Global optimum search method for nonlinear system with multiple local optima using genetic algorithm : an application to VCR tuning process = 다중 극점을 갖는 비선형 시스템에서의 유전자 알고리듬를 이용한 최대점 탐색기법 : VCR 조정공정에의 응용
an application to VCR tuning process
The success of the process control for nonlinear multimodal adjustment systems mainly depends on the effective estimation of the initial parameter error that is the unknown internal static state of the system. This thesis proposes a new kind of static state estimator based on Genetic Algorithms (GAs) in order to accomplish an estimation-based search technique for nonlinear multimodal adjustment processes. To adapt GA to the estimation problem, the general procedure of the conventional GAs is modified in two aspects; first, the reproduction strategy uses two different criteria (survival cost and parent cost) for the elimination of weaker members and parent selection to carry out the estimation recursively, and secondly, a new genetic operator based on a priori knowledge of the system is developed to provide fast convergence characteristics to the estimation. As a proper controller for the adjustment system, a simple integral type controller is adopted in this thesis. Some variations of the overall control scheme are discussed to improve performance.

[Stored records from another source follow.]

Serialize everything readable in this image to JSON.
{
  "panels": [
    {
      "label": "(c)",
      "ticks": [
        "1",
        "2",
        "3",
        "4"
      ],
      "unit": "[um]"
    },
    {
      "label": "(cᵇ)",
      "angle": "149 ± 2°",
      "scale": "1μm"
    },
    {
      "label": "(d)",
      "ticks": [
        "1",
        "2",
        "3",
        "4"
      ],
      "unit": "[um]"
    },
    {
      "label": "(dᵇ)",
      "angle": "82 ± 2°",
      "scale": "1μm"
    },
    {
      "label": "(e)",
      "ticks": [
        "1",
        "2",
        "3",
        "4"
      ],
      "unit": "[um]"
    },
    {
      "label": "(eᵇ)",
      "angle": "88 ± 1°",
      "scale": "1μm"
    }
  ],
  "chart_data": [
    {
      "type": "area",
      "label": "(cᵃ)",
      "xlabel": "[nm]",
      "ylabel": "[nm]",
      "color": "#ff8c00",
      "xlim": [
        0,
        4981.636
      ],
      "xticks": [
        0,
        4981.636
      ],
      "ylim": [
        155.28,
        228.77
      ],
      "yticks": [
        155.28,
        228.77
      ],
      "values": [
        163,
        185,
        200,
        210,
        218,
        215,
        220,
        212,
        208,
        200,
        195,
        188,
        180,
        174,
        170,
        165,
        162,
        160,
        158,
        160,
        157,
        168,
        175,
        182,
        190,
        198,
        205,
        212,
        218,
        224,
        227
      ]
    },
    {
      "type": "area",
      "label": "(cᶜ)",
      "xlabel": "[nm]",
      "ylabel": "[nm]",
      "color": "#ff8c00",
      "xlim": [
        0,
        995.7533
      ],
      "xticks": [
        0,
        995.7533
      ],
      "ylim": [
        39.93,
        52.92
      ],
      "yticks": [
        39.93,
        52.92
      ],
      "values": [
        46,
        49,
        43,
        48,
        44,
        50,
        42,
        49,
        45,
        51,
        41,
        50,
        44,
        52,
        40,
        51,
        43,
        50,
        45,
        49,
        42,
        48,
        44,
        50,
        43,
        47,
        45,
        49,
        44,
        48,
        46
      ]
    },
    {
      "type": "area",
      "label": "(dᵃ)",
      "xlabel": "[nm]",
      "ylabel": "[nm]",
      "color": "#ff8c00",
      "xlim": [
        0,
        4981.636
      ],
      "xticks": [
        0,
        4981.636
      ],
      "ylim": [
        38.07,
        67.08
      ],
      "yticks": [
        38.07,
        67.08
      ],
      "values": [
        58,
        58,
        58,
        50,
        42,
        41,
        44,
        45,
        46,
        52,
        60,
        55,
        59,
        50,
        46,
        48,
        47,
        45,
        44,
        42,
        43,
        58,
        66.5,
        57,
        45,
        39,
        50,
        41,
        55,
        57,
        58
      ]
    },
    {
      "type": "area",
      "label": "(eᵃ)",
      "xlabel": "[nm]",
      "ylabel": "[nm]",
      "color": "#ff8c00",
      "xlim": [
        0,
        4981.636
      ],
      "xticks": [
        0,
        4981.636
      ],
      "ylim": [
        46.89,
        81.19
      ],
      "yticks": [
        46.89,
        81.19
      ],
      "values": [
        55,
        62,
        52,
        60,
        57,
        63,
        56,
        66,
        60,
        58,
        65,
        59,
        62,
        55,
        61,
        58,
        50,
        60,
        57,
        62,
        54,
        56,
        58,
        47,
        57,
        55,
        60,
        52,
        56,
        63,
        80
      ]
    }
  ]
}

The appropriateness and performance of the proposed estimator is investigated via several numerical examples of the multimodal adjustment system, and the results obtained show that this estimator performs very well even with the presence of a large amount of measurement noise and with the existence of the system modeling error. In addition, the proposed control scheme is adopted for the automatic control of VCR tuning process in this thesis. The experimental results show that the scheme can carry out the task very well.